This project solves the “Catching Joe” problem, where the goal is to identify whether a browser session belongs to a specific user Joe (user_id = 0) based on browsing behavior.

The dataset contains thousands of browsing sessions from multiple users. Because Joe represents only a very small fraction of the sessions, the task becomes a highly imbalanced binary classification problem.

The system learns Joe’s browsing patterns and predicts the probability that a session belongs to Joe.


Problem Statement

Given browser session logs, determine whether a session belongs to Joe.

Each session contains information such as:

  • browser type
  • operating system
  • locale
  • location
  • list of visited websites
  • time spent on each website
  • session timestamp

Target variable:

1 → Joe session

0 → Other user session


Dataset

File Description
dataset.json Training dataset with user identities
verify.json Unlabeled sessions used for prediction

Dataset characteristics:

  • ~80,000 browser sessions
  • ~400 Joe sessions
  • Highly imbalanced dataset (~0.5% Joe sessions)

Project Pipeline

Project Workflow

Problem Understanding
        ↓
Exploratory Data Analysis
        ↓
Feature Engineering
        ↓
Baseline Model Training
        ↓
Model Improvement
        ↓
Final Joe Detection System

Phase 1 — Problem Understanding

The task was formulated as a binary classification problem with the objective of detecting Joe’s sessions from browsing logs.

Key challenges

  • Extreme class imbalance
  • sparse feature
  • Behavioral identification from browsing patterns

Phase 2 — Exploratory Data Analysis

EDA was performed to understand browsing behavior and identify useful signals.

Key analyses

  • session length distribution
  • most frequently visited websites
  • comparison between Joe and other users
  • temporal browsing patterns
  • device usage patterns

Initial observations indicated that website visitation patterns were the strongest behavioral indicators.

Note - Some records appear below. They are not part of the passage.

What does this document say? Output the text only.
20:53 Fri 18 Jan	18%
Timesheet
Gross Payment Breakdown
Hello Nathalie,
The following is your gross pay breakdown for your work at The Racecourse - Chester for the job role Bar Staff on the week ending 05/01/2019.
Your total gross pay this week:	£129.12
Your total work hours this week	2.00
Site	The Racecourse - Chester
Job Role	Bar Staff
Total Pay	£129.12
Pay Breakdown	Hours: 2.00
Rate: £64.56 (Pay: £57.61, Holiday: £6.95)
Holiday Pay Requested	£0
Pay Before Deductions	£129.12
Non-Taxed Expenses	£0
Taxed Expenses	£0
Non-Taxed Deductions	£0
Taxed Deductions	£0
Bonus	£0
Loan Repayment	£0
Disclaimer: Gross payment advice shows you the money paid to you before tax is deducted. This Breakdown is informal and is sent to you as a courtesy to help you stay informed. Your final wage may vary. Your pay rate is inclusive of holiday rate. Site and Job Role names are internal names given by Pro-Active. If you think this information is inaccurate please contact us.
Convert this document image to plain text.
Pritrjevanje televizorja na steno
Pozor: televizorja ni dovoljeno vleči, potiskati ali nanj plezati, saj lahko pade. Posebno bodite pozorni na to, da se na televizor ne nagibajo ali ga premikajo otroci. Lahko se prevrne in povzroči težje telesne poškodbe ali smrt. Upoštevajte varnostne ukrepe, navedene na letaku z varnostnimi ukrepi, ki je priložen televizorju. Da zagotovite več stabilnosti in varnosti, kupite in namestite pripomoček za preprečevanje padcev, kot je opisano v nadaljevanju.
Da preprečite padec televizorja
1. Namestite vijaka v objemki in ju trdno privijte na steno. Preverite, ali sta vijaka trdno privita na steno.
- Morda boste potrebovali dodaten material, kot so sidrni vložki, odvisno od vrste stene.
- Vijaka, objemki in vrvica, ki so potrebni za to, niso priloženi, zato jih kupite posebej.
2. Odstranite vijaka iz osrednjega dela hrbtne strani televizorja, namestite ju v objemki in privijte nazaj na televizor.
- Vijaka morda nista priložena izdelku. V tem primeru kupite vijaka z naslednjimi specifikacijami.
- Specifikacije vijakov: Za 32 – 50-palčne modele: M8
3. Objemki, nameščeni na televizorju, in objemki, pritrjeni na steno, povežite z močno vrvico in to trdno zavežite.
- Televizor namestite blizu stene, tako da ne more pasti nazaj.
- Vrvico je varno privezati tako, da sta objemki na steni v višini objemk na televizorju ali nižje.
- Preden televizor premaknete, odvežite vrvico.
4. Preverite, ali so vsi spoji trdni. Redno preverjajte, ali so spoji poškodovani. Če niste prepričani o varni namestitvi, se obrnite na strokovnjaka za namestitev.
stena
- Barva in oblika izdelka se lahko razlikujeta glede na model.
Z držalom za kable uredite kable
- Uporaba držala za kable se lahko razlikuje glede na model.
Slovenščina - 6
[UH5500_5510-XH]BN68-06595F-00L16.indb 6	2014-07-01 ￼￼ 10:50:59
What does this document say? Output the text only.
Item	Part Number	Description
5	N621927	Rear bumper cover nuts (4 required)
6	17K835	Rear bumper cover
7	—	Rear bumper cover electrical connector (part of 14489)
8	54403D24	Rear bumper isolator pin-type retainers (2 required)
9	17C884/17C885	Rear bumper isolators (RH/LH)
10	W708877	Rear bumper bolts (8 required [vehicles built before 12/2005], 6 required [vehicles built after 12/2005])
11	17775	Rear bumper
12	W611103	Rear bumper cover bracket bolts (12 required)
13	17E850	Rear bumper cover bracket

Phase 3 — Feature Engineering

Raw browser sessions were converted into machine learning features.

Website Features

Website sequences were transformed using TF-IDF vectorization, converting browsing sessions into numerical vectors.

Example: mail.google.com slack.com youtube.com


Behavioral Session Features

Additional features extracted:

  • number of sites visited
  • total browsing time
  • average time per site

Temporal Features

From session timestamps:

  • hour of day
  • weekday

Device Features

Categorical encoding for:

  • browser
  • operating system
  • locale

Final Feature Representation

The final feature matrix combines:

TF-IDF website features:

device features

session statistics

temporal features


Phase 4 — Baseline Model

The baseline model uses Logistic Regression.

Model configuration:

LogisticRegression(
    class_weight="balanced",
    max_iter=5000
)

Why Logistic Regression?

  • Performs well with sparse data
  • Efficient for TF-IDF features
  • Provides interpretable coefficients

Evaluation Metrics

  • Precision
  • Recall
  • F1-score
  • ROC-AUC

Phase 5 — Model Improvement

Several improvements were explored to enhance model performance.

Threshold Optimization

Because of the extreme class imbalance, the classification threshold was tuned to better balance precision and recall.

Hyperparameter Tuning

Grid search was applied to determine the optimal parameters for the Logistic Regression model.

Model Comparison

An additional model (LightGBM) was trained for comparison.

Results

  • Logistic Regression achieved much higher recall for Joe sessions
  • LightGBM missed many Joe sessions

Therefore, Logistic Regression was selected as the final model.

Phase 6 — Final Joe Detection System

The final prediction pipeline:

Browser Session
      ↓
Feature Engineering
      ↓
TF-IDF Vectorization
      ↓
Device Encoding
      ↓
Session Statistics
      ↓
Logistic Regression
      ↓
Probability Prediction
      ↓
Threshold Decision

Output: Probability(session belongs to Joe)

Key Insights

1. Website patterns are the strongest signal

Certain websites frequently appeared in Joe’s sessions (e.g., mail.google.com, slack.com, youtube.com).
These recurring patterns acted as behavioral fingerprints.

2. Device information is not unique

Joe used multiple browsers and operating systems, so device features were useful only as supporting signals.

3. Temporal features are weaker predictors

Joe’s sessions occurred at various times, making time-based features less significant.

4. Sparse TF-IDF features favor linear models

Because the dataset contains sparse features, Logistic Regression performed better than tree-based models.


Model Insights

Model Observation
Logistic Regression Very high recall for Joe sessions
LightGBM Higher precision but missed many Joe sessions

Since the objective is reliable Joe detection, Logistic Regression was selected as the final model.


Example Prediction

Example session

mail.google.com → slack.com → youtube.com

Model output

Joe Probability = 0.87
Prediction = Joe

Project Structure

catching-joe/
│
├── data/
│   ├── dataset.json
│   └── verify.json
│
├── notebooks/
│   └── eda.ipynb
|   
│
└── README.md

Technologies Used

  • Python
  • Pandas
  • NumPy
  • Scikit-learn
  • TF-IDF Vectorization
  • Logistic Regression
  • Jupyter Notebook

Final Conclusion

This project demonstrates that user browsing behavior can be used to identify individuals from browser sessions.

Using TF-IDF website features combined with Logistic Regression, the system successfully learns Joe’s browsing patterns and predicts the probability that a session belongs to Joe.

This approach shows how behavioral data can be leveraged for user identification and anomaly detection in large-scale browsing datasets.